Although it’s clear the boy is not her son and despite the wishes and advise of her boyfriend, Elena continues her involvement in the teenager’s life. Even before she met him, she was referred to as the “crazy woman form the beach”, but her relationship with the young man threatens to cross the line in any given moment. Her will to become motherly again cause her want to be near the boy and sometime the way to do that is by partying with him and/or his friends in an inappropriate manner. In order to feel like a mother, she does things that every mother fears someone older might do with her son – and the young boy family is very present.

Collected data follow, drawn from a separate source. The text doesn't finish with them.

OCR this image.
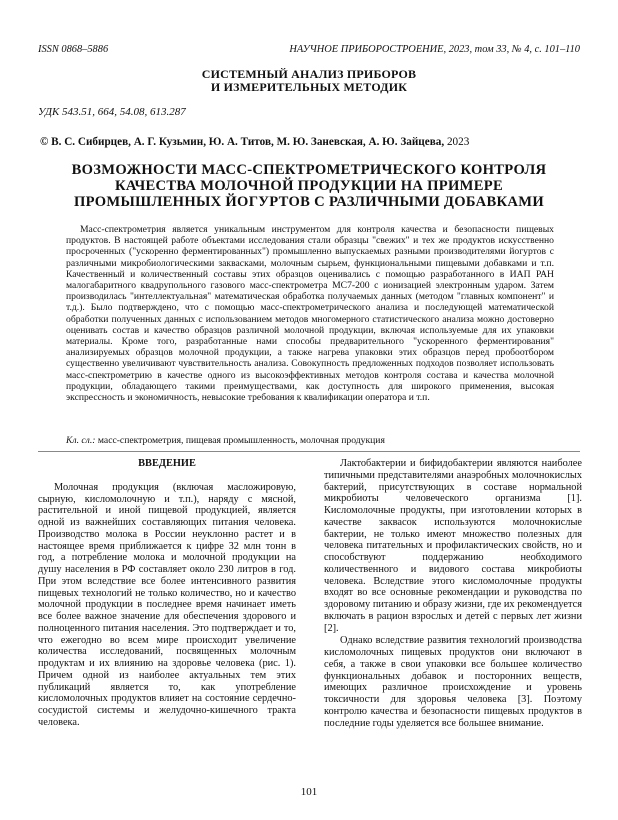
ISSN 0868–5886	НАУЧНОЕ ПРИБОРОСТРОЕНИЕ, 2023, том 33, № 4, с. 101–110
СИСТЕМНЫЙ АНАЛИЗ ПРИБОРОВ
И ИЗМЕРИТЕЛЬНЫХ МЕТОДИК
УДК 543.51, 664, 54.08, 613.287
© В. С. Сибирцев, А. Г. Кузьмин, Ю. А. Титов, М. Ю. Заневская, А. Ю. Зайцева, 2023
ВОЗМОЖНОСТИ МАСС-СПЕКТРОМЕТРИЧЕСКОГО КОНТРОЛЯ
КАЧЕСТВА МОЛОЧНОЙ ПРОДУКЦИИ НА ПРИМЕРЕ
ПРОМЫШЛЕННЫХ ЙОГУРТОВ С РАЗЛИЧНЫМИ ДОБАВКАМИ

Масс-спектрометрия является уникальным инструментом для контроля качества и безопасности пищевых продуктов. В настоящей работе объектами исследования стали образцы "свежих" и тех же продуктов искусственно просроченных ("ускоренно ферментированных") промышленно выпускаемых разными производителями йогуртов с различными микробиологическими заквасками, молочным сырьем, функциональными пищевыми добавками и т.п. Качественный и количественный составы этих образцов оценивались с помощью разработанного в ИАП РАН малогабаритного квадрупольного газового масс-спектрометра МС7-200 с ионизацией электронным ударом. Затем производилась "интеллектуальная" математическая обработка получаемых данных (методом "главных компонент" и т.д.). Было подтверждено, что с помощью масс-спектрометрического анализа и последующей математической обработки полученных данных с использованием методов многомерного статистического анализа можно достоверно оценивать состав и качество образцов различной молочной продукции, включая используемые для их упаковки материалы. Кроме того, разработанные нами способы предварительного "ускоренного ферментирования" анализируемых образцов молочной продукции, а также нагрева упаковки этих образцов перед пробоотбором существенно увеличивают чувствительность анализа. Совокупность предложенных подходов позволяет использовать масс-спектрометрию в качестве одного из высокоэффективных методов контроля состава и качества молочной продукции, обладающего такими преимуществами, как доступность для широкого применения, высокая экспрессность и экономичность, невысокие требования к квалификации оператора и т.п.

Кл. сл.: масс-спектрометрия, пищевая промышленность, молочная продукция

ВВЕДЕНИЕ

Молочная продукция (включая масложировую, сырную, кисломолочную и т.п.), наряду с мясной, растительной и иной пищевой продукцией, является одной из важнейших составляющих питания человека. Производство молока в России неуклонно растет и в настоящее время приближается к цифре 32 млн тонн в год, а потребление молока и молочной продукции на душу населения в РФ составляет около 230 литров в год. При этом вследствие все более интенсивного развития пищевых технологий не только количество, но и качество молочной продукции в последнее время начинает иметь все более важное значение для обеспечения здорового и полноценного питания населения. Это подтверждает и то, что ежегодно во всем мире происходит увеличение количества исследований, посвященных молочным продуктам и их влиянию на здоровье человека (рис. 1). Причем одной из наиболее актуальных тем этих публикаций является то, как употребление кисломолочных продуктов влияет на состояние сердечно-сосудистой системы и желудочно-кишечного тракта человека.

Лактобактерии и бифидобактерии являются наиболее типичными представителями анаэробных молочнокислых бактерий, присутствующих в составе нормальной микробиоты человеческого организма [1]. Кисломолочные продукты, при изготовлении которых в качестве заквасок используются молочнокислые бактерии, не только имеют множество полезных для человека питательных и профилактических свойств, но и способствуют поддержанию необходимого количественного и видового состава микробиоты человека. Вследствие этого кисломолочные продукты входят во все основные рекомендации и руководства по здоровому питанию и образу жизни, где их рекомендуется включать в рацион взрослых и детей с первых лет жизни [2].

Однако вследствие развития технологий производства кисломолочных пищевых продуктов они включают в себя, а также в свои упаковки все большее количество функциональных добавок и посторонних веществ, имеющих различное происхождение и уровень токсичности для здоровья человека [3]. Поэтому контролю качества и безопасности пищевых продуктов в последние годы уделяется все большее внимание.

101
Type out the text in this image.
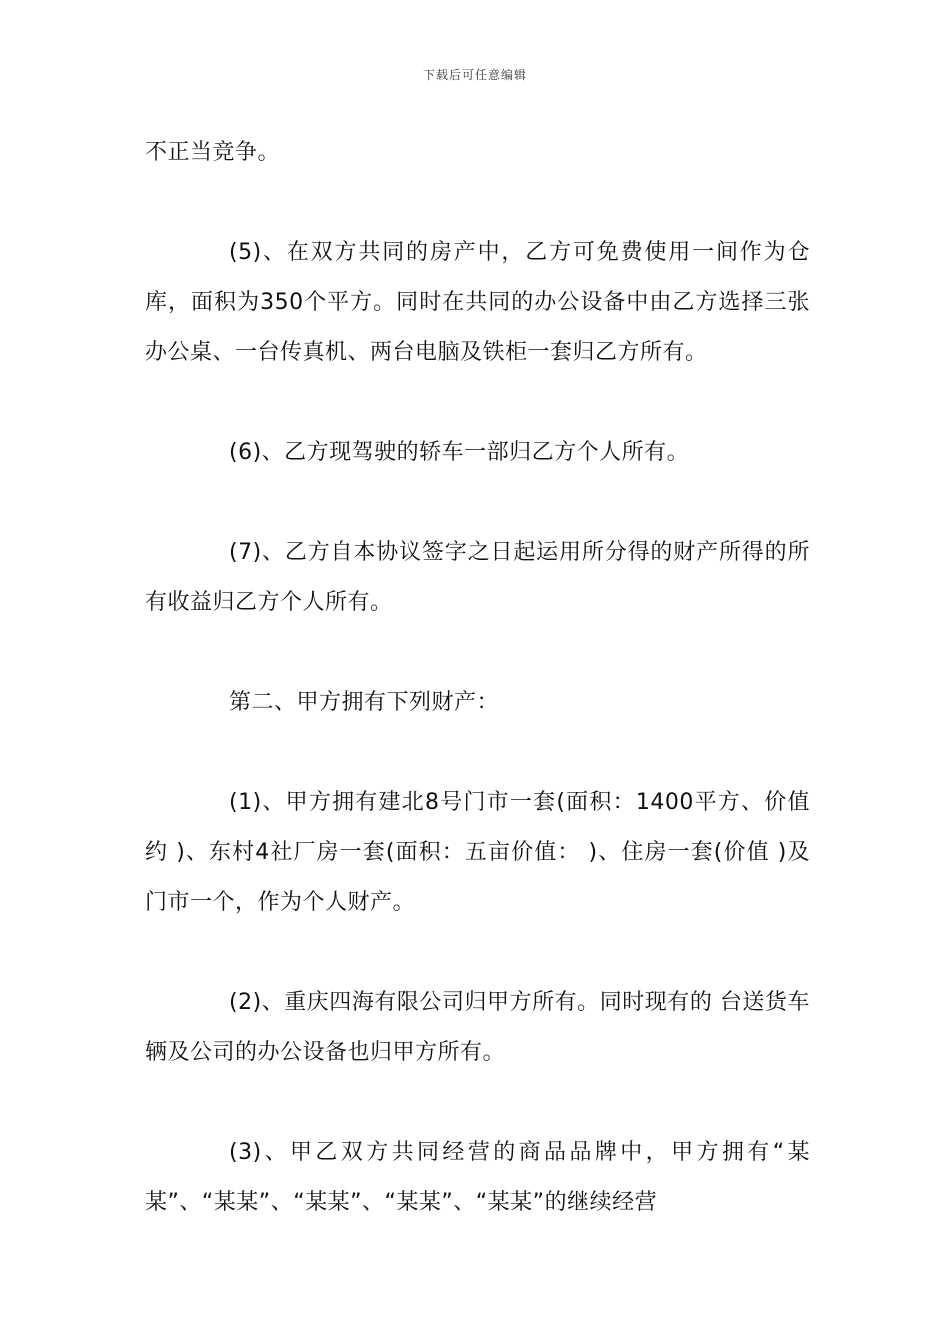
下载后可任意编辑

不正当竞争。

(5)、在双方共同的房产中，乙方可免费使用一间作为仓库，面积为350个平方。同时在共同的办公设备中由乙方选择三张办公桌、一台传真机、两台电脑及铁柜一套归乙方所有。

(6)、乙方现驾驶的轿车一部归乙方个人所有。

(7)、乙方自本协议签字之日起运用所分得的财产所得的所有收益归乙方个人所有。

第二、甲方拥有下列财产：

(1)、甲方拥有建北8号门市一套(面积：1400平方、价值约 )、东村4社厂房一套(面积：五亩价值： )、住房一套(价值 )及门市一个，作为个人财产。

(2)、重庆四海有限公司归甲方所有。同时现有的 台送货车辆及公司的办公设备也归甲方所有。

(3)、甲乙双方共同经营的商品品牌中，甲方拥有“某某”、“某某”、“某某”、“某某”、“某某”的继续经营
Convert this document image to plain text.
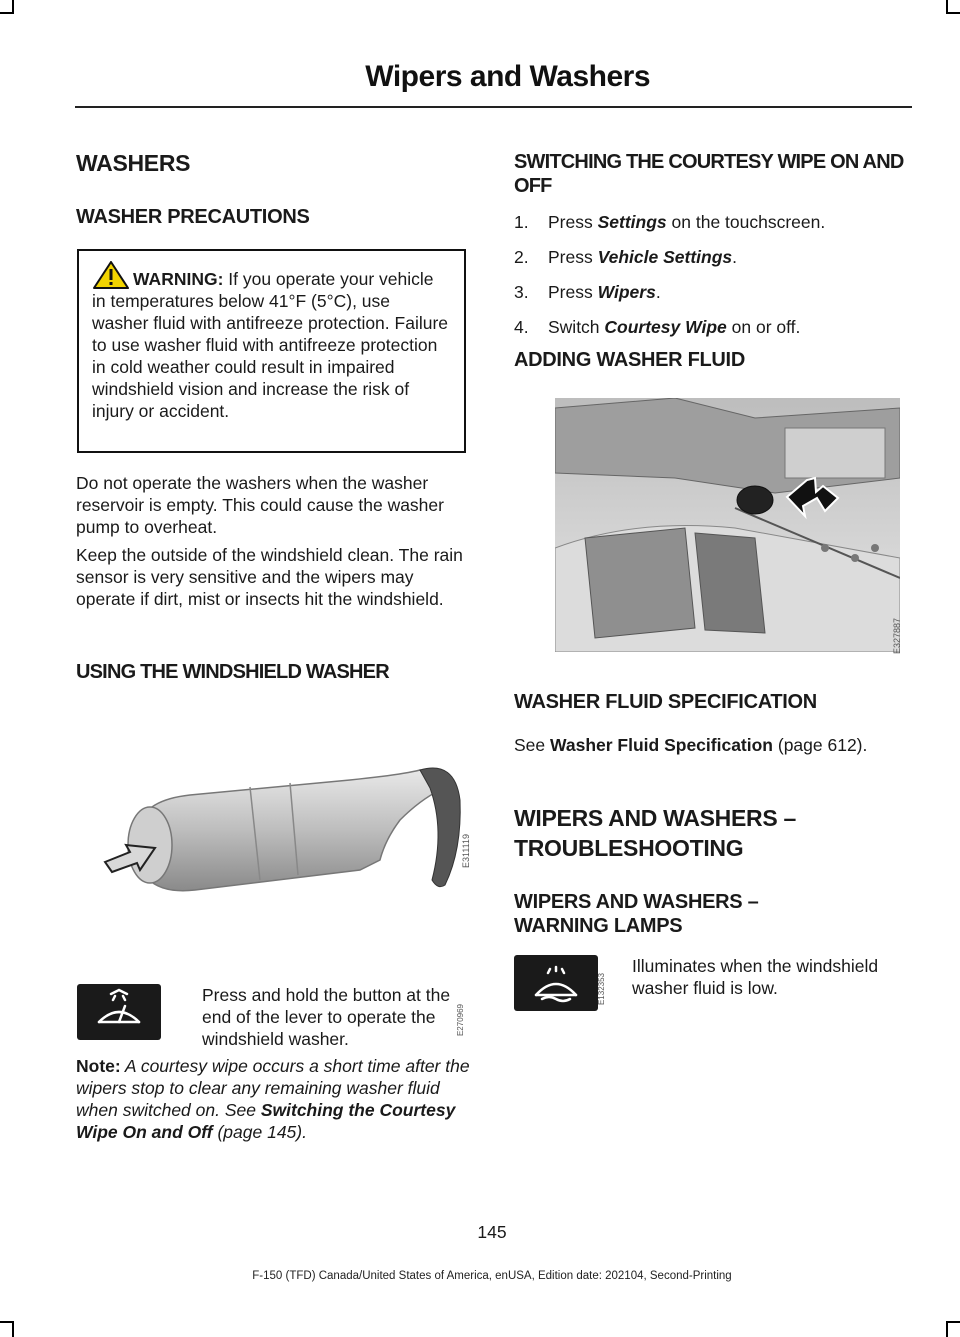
Wipers and Washers
WASHERS
WASHER PRECAUTIONS
WARNING: If you operate your vehicle in temperatures below 41°F (5°C), use washer fluid with antifreeze protection. Failure to use washer fluid with antifreeze protection in cold weather could result in impaired windshield vision and increase the risk of injury or accident.

Do not operate the washers when the washer reservoir is empty. This could cause the washer pump to overheat.

Keep the outside of the windshield clean. The rain sensor is very sensitive and the wipers may operate if dirt, mist or insects hit the windshield.

USING THE WINDSHIELD WASHER
E311119
E270969

Press and hold the button at the end of the lever to operate the windshield washer.

Note: A courtesy wipe occurs a short time after the wipers stop to clear any remaining washer fluid when switched on. See Switching the Courtesy Wipe On and Off (page 145).

SWITCHING THE COURTESY WIPE ON AND OFF
1. Press Settings on the touchscreen.
2. Press Vehicle Settings.
3. Press Wipers.
4. Switch Courtesy Wipe on or off.
ADDING WASHER FLUID
E327887
WASHER FLUID SPECIFICATION

See Washer Fluid Specification (page 612).

WIPERS AND WASHERS –
TROUBLESHOOTING
WIPERS AND WASHERS – WARNING LAMPS
E132353

Illuminates when the windshield washer fluid is low.

145
F-150 (TFD) Canada/United States of America, enUSA, Edition date: 202104, Second-Printing
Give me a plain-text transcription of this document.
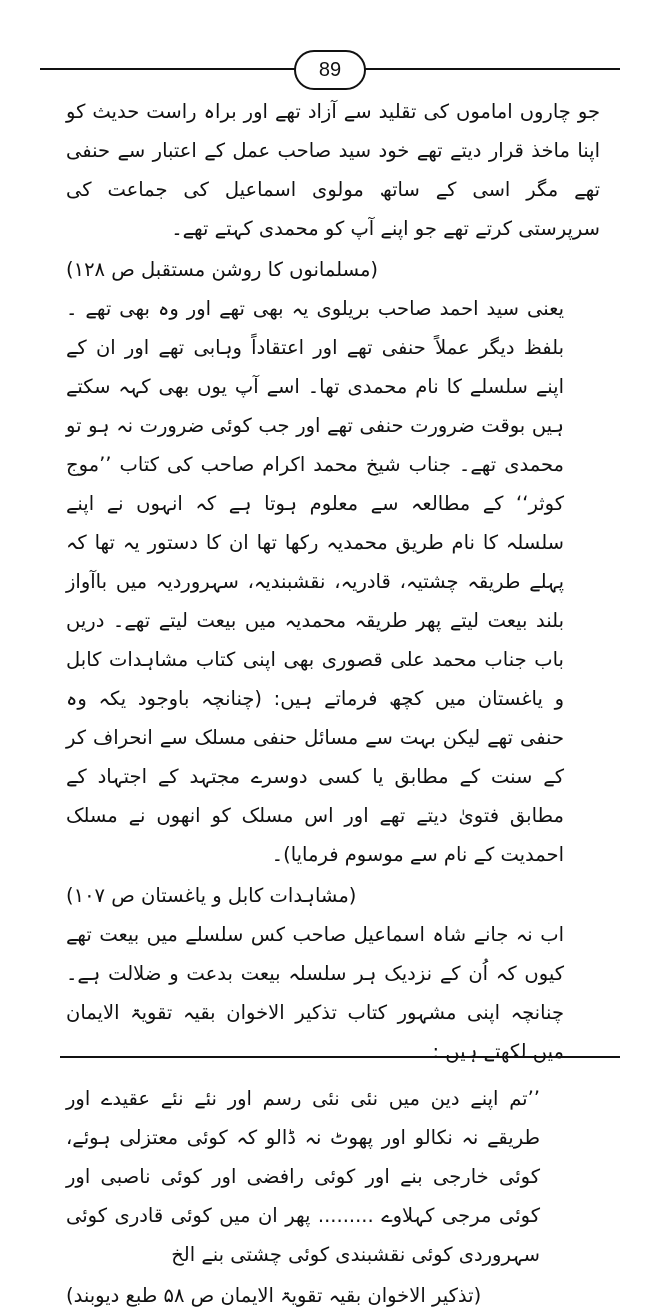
89

جو چاروں اماموں کی تقلید سے آزاد تھے اور براہ راست حدیث کو اپنا ماخذ قرار دیتے تھے خود سید صاحب عمل کے اعتبار سے حنفی تھے مگر اسی کے ساتھ مولوی اسماعیل کی جماعت کی سرپرستی کرتے تھے جو اپنے آپ کو محمدی کہتے تھے۔

(مسلمانوں کا روشن مستقبل ص ۱۲۸)

یعنی سید احمد صاحب بریلوی یہ بھی تھے اور وہ بھی تھے ۔ بلفظ دیگر عملاً حنفی تھے اور اعتقاداً وہابی تھے اور ان کے اپنے سلسلے کا نام محمدی تھا۔ اسے آپ یوں بھی کہہ سکتے ہیں بوقت ضرورت حنفی تھے اور جب کوئی ضرورت نہ ہو تو محمدی تھے۔ جناب شیخ محمد اکرام صاحب کی کتاب ’’موج کوثر‘‘ کے مطالعہ سے معلوم ہوتا ہے کہ انہوں نے اپنے سلسلہ کا نام طریق محمدیہ رکھا تھا ان کا دستور یہ تھا کہ پہلے طریقہ چشتیہ، قادریہ، نقشبندیہ، سہروردیہ میں باآواز بلند بیعت لیتے پھر طریقہ محمدیہ میں بیعت لیتے تھے۔ دریں باب جناب محمد علی قصوری بھی اپنی کتاب مشاہدات کابل و یاغستان میں کچھ فرماتے ہیں: (چنانچہ باوجود یکہ وہ حنفی تھے لیکن بہت سے مسائل حنفی مسلک سے انحراف کر کے سنت کے مطابق یا کسی دوسرے مجتہد کے اجتہاد کے مطابق فتویٰ دیتے تھے اور اس مسلک کو انھوں نے مسلک احمدیت کے نام سے موسوم فرمایا)۔

(مشاہدات کابل و یاغستان ص ۱۰۷)

اب نہ جانے شاہ اسماعیل صاحب کس سلسلے میں بیعت تھے کیوں کہ اُن کے نزدیک ہر سلسلہ بیعت بدعت و ضلالت ہے۔ چنانچہ اپنی مشہور کتاب تذکیر الاخوان بقیہ تقویۃ الایمان میں لکھتے ہیں :

’’تم اپنے دین میں نئی نئی رسم اور نئے نئے عقیدے اور طریقے نہ نکالو اور پھوٹ نہ ڈالو کہ کوئی معتزلی ہوئے، کوئی خارجی بنے اور کوئی رافضی اور کوئی ناصبی اور کوئی مرجی کہلاوے ......... پھر ان میں کوئی قادری کوئی سہروردی کوئی نقشبندی کوئی چشتی بنے الخ

(تذکیر الاخوان بقیہ تقویۃ الایمان ص ۵۸ طبع دیوبند)
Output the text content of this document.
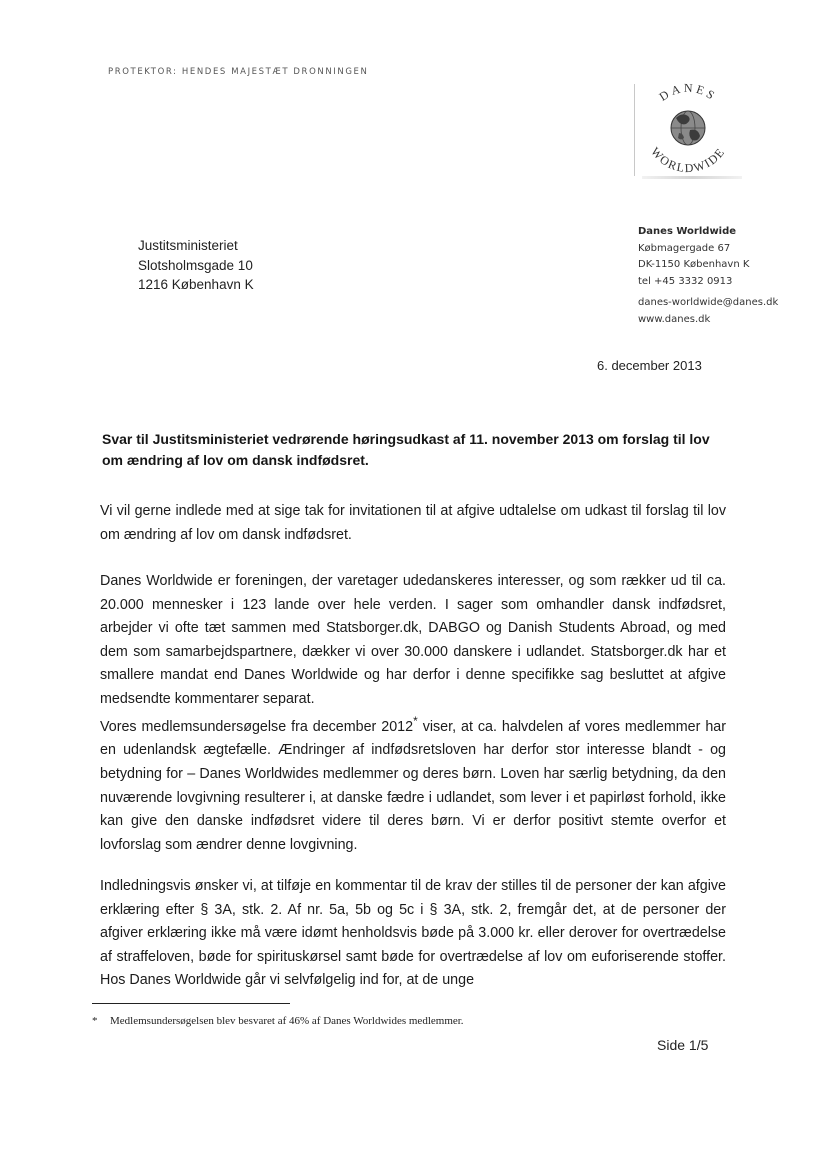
PROTEKTOR: HENDES MAJESTÆT DRONNINGEN
DANES
WORLDWIDE
Justitsministeriet
Slotsholmsgade 10
1216 København K
Danes Worldwide
Købmagergade 67
DK-1150 København K
tel +45 3332 0913
danes-worldwide@danes.dk
www.danes.dk
6. december 2013
Svar til Justitsministeriet vedrørende høringsudkast af 11. november 2013 om forslag til lov om ændring af lov om dansk indfødsret.
Vi vil gerne indlede med at sige tak for invitationen til at afgive udtalelse om udkast til forslag til lov om ændring af lov om dansk indfødsret.
Danes Worldwide er foreningen, der varetager udedanskeres interesser, og som rækker ud til ca. 20.000 mennesker i 123 lande over hele verden. I sager som omhandler dansk indfødsret, arbejder vi ofte tæt sammen med Statsborger.dk, DABGO og Danish Students Abroad, og med dem som samarbejdspartnere, dækker vi over 30.000 danskere i udlandet. Statsborger.dk har et smallere mandat end Danes Worldwide og har derfor i denne specifikke sag besluttet at afgive medsendte kommentarer separat.
Vores medlemsundersøgelse fra december 2012* viser, at ca. halvdelen af vores medlemmer har en udenlandsk ægtefælle. Ændringer af indfødsretsloven har derfor stor interesse blandt - og betydning for – Danes Worldwides medlemmer og deres børn. Loven har særlig betydning, da den nuværende lovgivning resulterer i, at danske fædre i udlandet, som lever i et papirløst forhold, ikke kan give den danske indfødsret videre til deres børn. Vi er derfor positivt stemte overfor et lovforslag som ændrer denne lovgivning.
Indledningsvis ønsker vi, at tilføje en kommentar til de krav der stilles til de personer der kan afgive erklæring efter § 3A, stk. 2. Af nr. 5a, 5b og 5c i § 3A, stk. 2, fremgår det, at de personer der afgiver erklæring ikke må være idømt henholdsvis bøde på 3.000 kr. eller derover for overtrædelse af straffeloven, bøde for spirituskørsel samt bøde for overtrædelse af lov om euforiserende stoffer. Hos Danes Worldwide går vi selvfølgelig ind for, at de unge
* Medlemsundersøgelsen blev besvaret af 46% af Danes Worldwides medlemmer.
Side 1/5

But the power of Sorogoyen’s movie comes from the occasions where it seems Elena immoral behavior could actually help both herself and the boy. In unusual circumstances, taking care of another human can take a form that may seems wrong and dangerous, but is in fact full of love. It’s impossible to know if and when Elena’s actions cross the line, and the filmmakers themselves don’t want to make this explicit, preferring to let the spectator understand a character is doing things that would seem unthinkable in any other film.

These two movies focus on a parent who life changes because of a traumatic event, but the film Sole by director Carlo Sironi centres on a protagonist who doesn’t want to become a parent, or even care or take care of anybody but himself.

Ermanno is a young Italian man who spends his time on slot machines. His uncle asks him to pretend to be the father of unborn child of Lena, a pregnant Polish woman willing to sell her baby to him and his wife. Lena moves in with Ermanno, who initially treats her poorly, showing no emotions and no interest in what she wants. But with time, he allows her more freedom and begins to connect with her and the soon to be born baby. He still doesn’t know what he wants to do with is life, but he does want to be a real father, even if that means betraying in family and working harder than he did before.

Sironi’s style is simple and precise; every scene is short and moves the story forward as the hero of the film takes more responsibility and show more feelings. Ermanno represents a generation of young Europeans who have no clear goal in life, but somehow being a parent, even just as a lie, changes him and show him that something was missing form is carefree life: being connected to other humans is a basic need.